Genome Sequencing, Assembly, and Taxonomic Classification
The sequencing library was prepared with 30 ng of total DNA using the Illumina Nextera DNA library preparation kit (Illumina, Inc.) and sequenced with MiSeq-Illumina platform (Illumina, Inc., San Diego, USA) using the MiSeq Reagent kit v2 (500-cycle format). Paired-end (PE) reads were quality-filtered and trimmed (PHRED quality score ≥ 30) with Read_qc module from Metawrap (Uritskiy et al., 2018). De novo assembly was performed with the Metawrap Assembly module using metaSPAdes v. 3. 13 (Nurk et al., 2017). Assembled contigs were subjected to three different binning rounds using CONCOCT (Alneberg et al., 2014), MaxBin2 (Wu et al., 2016), and MetaBAT2 (Kang et al., 2019). The results were compared using the Bin_refinement module, and the highest-quality bins were selected. The genome statistics were obtained through CheckM (Parks et al., 2015). Digital DNA–DNA hybridization (DDH) values were calculated using the Genome-To-Genome Distance Calculator (GGDC) server (Meier-Kolthoff et al., 2013, 2014). GTDB-TK (Chaumeil et al., 2020) and Classify_bins from metaWRAP (Uritskiy et al., 2018) were used to do the genomic classification (Supplementary Table 1). All parameters were kept at default values.
Phylogenetic Analysis
A phylogenomic tree of strain GBBB05 closely related genomes was constructed using the Species Tree App present in KBase (Arkin et al., 2018). Further phylogenetic analysis was performed using the GBBB05 16S rRNA partial sequence retrieved from its genome assembly plus 89 partial 16S rRNA sequences from various strains of the Leptolyngbyaceae family and Gloeobacter genus, retrieved from the NCBI. The nucleotide substitution model used was SYM+G, determined by PAUP 4.0b101 and MrModeltest 2 (Nylander, 2004). The tree was constructed using MrBayes 3.2.6 (Ronquist et al., 2012), running with 107 generations, sampling every 100th iteration. TRACER 1.6 (Rambaut et al., 2018) was used to check the performance of tree construction with all parameters at default settings.

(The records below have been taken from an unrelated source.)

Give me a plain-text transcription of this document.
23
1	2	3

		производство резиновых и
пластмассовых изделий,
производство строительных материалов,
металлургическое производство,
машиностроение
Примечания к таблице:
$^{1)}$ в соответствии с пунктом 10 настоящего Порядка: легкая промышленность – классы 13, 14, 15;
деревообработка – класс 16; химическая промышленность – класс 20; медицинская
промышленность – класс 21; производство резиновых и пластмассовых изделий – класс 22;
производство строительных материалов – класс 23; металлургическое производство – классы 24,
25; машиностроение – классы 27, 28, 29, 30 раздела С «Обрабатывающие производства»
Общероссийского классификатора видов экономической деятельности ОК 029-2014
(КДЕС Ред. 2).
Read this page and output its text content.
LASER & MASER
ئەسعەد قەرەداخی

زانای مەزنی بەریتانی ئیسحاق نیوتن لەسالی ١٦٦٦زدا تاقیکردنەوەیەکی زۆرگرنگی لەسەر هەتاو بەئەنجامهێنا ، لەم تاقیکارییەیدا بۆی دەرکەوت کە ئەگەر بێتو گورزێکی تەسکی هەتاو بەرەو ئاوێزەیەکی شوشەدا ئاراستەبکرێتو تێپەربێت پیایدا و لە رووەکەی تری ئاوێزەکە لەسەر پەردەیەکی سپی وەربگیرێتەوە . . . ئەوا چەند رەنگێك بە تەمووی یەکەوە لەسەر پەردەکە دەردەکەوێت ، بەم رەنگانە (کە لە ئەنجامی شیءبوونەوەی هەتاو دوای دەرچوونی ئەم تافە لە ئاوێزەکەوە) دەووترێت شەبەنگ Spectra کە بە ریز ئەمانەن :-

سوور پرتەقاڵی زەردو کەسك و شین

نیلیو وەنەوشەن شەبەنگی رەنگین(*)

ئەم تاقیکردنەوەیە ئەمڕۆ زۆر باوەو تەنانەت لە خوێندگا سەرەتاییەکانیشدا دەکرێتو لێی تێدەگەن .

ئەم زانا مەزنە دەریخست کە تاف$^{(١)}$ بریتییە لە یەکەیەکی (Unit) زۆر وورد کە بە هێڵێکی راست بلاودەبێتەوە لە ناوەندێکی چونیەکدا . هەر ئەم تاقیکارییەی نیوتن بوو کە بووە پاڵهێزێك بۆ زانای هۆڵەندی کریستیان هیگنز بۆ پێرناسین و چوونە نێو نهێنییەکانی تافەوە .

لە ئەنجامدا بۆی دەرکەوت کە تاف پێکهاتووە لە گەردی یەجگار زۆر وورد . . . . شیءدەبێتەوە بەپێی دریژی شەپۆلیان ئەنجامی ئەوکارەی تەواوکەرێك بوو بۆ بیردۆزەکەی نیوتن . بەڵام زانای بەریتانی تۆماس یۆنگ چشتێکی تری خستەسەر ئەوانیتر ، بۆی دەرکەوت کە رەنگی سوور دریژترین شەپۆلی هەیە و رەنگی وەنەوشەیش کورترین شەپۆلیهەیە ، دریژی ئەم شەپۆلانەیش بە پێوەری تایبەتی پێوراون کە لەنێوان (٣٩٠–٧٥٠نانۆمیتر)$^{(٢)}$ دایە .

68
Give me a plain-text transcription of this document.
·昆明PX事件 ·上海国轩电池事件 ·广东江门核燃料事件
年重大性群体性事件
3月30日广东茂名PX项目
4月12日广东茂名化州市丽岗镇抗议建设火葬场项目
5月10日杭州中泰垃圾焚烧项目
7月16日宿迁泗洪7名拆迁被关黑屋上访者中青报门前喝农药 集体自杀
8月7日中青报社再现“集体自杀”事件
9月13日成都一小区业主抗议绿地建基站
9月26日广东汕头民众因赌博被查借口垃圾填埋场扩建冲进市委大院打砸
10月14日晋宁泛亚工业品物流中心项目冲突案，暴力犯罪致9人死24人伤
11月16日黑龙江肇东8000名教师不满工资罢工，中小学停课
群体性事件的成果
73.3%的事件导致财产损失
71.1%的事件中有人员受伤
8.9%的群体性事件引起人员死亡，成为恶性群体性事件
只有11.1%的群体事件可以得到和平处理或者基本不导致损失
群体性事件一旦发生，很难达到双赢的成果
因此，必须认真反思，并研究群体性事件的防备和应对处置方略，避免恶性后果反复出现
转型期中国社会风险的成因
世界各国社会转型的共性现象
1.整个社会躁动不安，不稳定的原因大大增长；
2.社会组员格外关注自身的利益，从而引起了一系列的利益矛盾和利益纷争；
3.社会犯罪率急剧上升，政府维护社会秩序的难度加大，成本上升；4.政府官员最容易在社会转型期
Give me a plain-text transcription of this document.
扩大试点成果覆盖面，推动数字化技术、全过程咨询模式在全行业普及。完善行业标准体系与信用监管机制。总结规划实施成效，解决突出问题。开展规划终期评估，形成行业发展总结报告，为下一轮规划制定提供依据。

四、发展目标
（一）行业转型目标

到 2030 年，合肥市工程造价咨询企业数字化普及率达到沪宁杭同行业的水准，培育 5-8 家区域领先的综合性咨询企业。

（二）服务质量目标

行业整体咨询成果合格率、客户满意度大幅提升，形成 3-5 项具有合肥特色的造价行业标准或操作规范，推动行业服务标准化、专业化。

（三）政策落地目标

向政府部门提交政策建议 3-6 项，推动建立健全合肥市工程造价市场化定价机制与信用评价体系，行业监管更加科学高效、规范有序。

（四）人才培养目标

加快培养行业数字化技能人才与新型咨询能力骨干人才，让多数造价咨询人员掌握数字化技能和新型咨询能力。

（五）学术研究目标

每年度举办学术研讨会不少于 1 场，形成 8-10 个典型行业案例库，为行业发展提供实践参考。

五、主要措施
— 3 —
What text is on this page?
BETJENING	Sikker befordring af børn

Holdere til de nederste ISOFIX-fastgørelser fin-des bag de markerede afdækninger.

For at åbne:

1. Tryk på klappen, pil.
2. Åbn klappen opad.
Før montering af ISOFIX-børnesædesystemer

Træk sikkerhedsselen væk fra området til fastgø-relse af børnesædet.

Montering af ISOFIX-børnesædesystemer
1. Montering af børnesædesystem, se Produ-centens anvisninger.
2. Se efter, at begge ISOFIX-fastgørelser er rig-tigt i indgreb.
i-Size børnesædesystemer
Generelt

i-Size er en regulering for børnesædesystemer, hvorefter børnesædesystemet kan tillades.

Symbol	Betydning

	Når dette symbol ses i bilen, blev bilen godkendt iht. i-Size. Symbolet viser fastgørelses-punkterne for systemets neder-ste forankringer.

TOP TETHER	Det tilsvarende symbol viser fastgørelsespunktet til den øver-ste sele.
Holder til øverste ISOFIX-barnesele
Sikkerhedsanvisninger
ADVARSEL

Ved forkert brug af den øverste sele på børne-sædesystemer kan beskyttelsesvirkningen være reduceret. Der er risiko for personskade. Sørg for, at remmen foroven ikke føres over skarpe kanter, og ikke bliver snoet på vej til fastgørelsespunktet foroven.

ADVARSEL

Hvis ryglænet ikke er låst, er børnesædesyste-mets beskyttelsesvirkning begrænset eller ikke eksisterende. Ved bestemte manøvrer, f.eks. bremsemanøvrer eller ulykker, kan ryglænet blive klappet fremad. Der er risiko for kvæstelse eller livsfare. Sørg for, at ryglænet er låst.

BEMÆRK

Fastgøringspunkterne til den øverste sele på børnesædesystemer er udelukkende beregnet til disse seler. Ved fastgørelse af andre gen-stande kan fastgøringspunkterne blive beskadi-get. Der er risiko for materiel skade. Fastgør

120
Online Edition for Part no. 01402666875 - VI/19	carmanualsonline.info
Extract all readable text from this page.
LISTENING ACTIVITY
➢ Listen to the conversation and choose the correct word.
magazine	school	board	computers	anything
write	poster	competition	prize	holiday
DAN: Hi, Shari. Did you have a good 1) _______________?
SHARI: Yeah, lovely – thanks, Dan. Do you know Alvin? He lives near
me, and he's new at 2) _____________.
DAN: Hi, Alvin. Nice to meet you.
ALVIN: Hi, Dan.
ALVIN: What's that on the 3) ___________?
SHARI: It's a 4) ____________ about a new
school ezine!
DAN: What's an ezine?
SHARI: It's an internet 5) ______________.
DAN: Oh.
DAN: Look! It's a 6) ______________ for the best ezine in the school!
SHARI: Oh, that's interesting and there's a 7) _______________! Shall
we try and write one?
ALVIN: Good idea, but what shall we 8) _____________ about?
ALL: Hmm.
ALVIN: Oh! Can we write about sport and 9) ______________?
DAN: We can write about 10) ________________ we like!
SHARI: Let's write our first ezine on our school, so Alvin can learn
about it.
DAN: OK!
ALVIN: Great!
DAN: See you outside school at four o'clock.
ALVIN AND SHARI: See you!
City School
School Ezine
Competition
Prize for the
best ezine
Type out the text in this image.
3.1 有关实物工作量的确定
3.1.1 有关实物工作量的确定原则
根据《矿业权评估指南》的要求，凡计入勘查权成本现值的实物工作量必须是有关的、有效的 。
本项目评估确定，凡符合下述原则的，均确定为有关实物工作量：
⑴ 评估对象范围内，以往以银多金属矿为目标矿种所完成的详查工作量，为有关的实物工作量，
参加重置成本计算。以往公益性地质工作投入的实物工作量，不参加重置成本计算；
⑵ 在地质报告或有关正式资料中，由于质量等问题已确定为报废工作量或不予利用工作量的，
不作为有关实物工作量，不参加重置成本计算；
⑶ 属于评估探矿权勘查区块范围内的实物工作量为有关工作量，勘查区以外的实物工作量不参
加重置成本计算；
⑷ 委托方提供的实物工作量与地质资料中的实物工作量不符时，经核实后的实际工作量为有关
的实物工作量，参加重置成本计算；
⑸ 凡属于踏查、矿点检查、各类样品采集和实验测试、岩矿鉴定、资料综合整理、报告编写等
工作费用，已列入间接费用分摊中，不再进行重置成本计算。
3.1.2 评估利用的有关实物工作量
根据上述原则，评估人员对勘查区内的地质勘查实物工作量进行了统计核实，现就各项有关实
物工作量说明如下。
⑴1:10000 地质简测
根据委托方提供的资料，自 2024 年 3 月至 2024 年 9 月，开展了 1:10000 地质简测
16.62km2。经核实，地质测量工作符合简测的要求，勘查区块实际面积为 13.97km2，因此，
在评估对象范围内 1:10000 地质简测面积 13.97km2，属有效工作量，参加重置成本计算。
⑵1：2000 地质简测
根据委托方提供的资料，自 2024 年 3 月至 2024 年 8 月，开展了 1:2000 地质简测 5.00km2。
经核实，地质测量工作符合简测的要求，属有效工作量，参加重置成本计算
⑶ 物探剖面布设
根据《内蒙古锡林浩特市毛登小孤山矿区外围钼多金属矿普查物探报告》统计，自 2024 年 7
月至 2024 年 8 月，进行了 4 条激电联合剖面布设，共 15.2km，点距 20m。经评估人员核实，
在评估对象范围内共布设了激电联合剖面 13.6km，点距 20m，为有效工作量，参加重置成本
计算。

Genome Annotation and Functional Analyses
The genome assembly was submitted to the Prokaryotic Genome Annotation Pipeline (PGAP) (Tatusova et al., 2016) at the National Center for Biotechnology Information (NCBI). The CRISPRCasFinder server (Couvin et al., 2018) was used to predict CRISPR sequences and CAS genes, and the PHAST web server tool (Zhou et al., 2011) was used to identify the phage-related sequences (Table 1). Pan-genome analysis was performed using the Bacterial Pan Genome Analysis Tool (BPGA) (Chaudhari et al., 2016), with default parameters. To predict gene clusters related to secondary metabolite production, the online servers AntiSMASH 5.0 (Blin et al., 2019) and PRISM4 (Skinnider et al., 2017) were used with all their options enabled. For the detection of C domains and KS domains, the NaPDoS online server pipeline was used with its default configuration (Ziemert et al., 2012). Prediction of functional categories was performed using RAST server annotation at default settings (Aziz et al., 2008; Overbeek et al., 2014).
Statements
Data availability statement
The datasets presented in this study can be found in online repositories. The names of the repository/repositories and accession number(s) can be found at: NCBI [accession: PRJNA560270].
Author contributions
HD, AS, JS, KS, DF, and LD conceived and supervised this study. RS, MO, and PM collected and established the enriched cultures of Pantanalinema. LF, AB, IR, PS, RR, CM, and AL performed sequencing and bioinformatic analysis. LF, AB, HD, AS, JS, EG, DF, and LD wrote and revised the manuscript. All authors read and approved the final manuscript.
Acknowledgments
LF, IR, AS, and JS acknowledge the fellowship support received from CNPq. LD acknowledges all the support received from the Marie Curie Alumni Association and the authors thank Dr. Layla F. Martins from the Center for Advanced Technologies in Genomics, Instituto de Química/USP, for technical assistance on Illumina sequencing.
Conflict of interest
The authors declare that the research was conducted in the absence of any commercial or financial relationships that could be construed as a potential conflict of interest.
Supplementary material
The Supplementary Material for this article can be found online at: https://www.frontiersin.org/articles/10.3389/fevo.2021.639852/full#supplementary-material
Footnotes
1.^Available at: http://phylosolutions.com/paup-test/.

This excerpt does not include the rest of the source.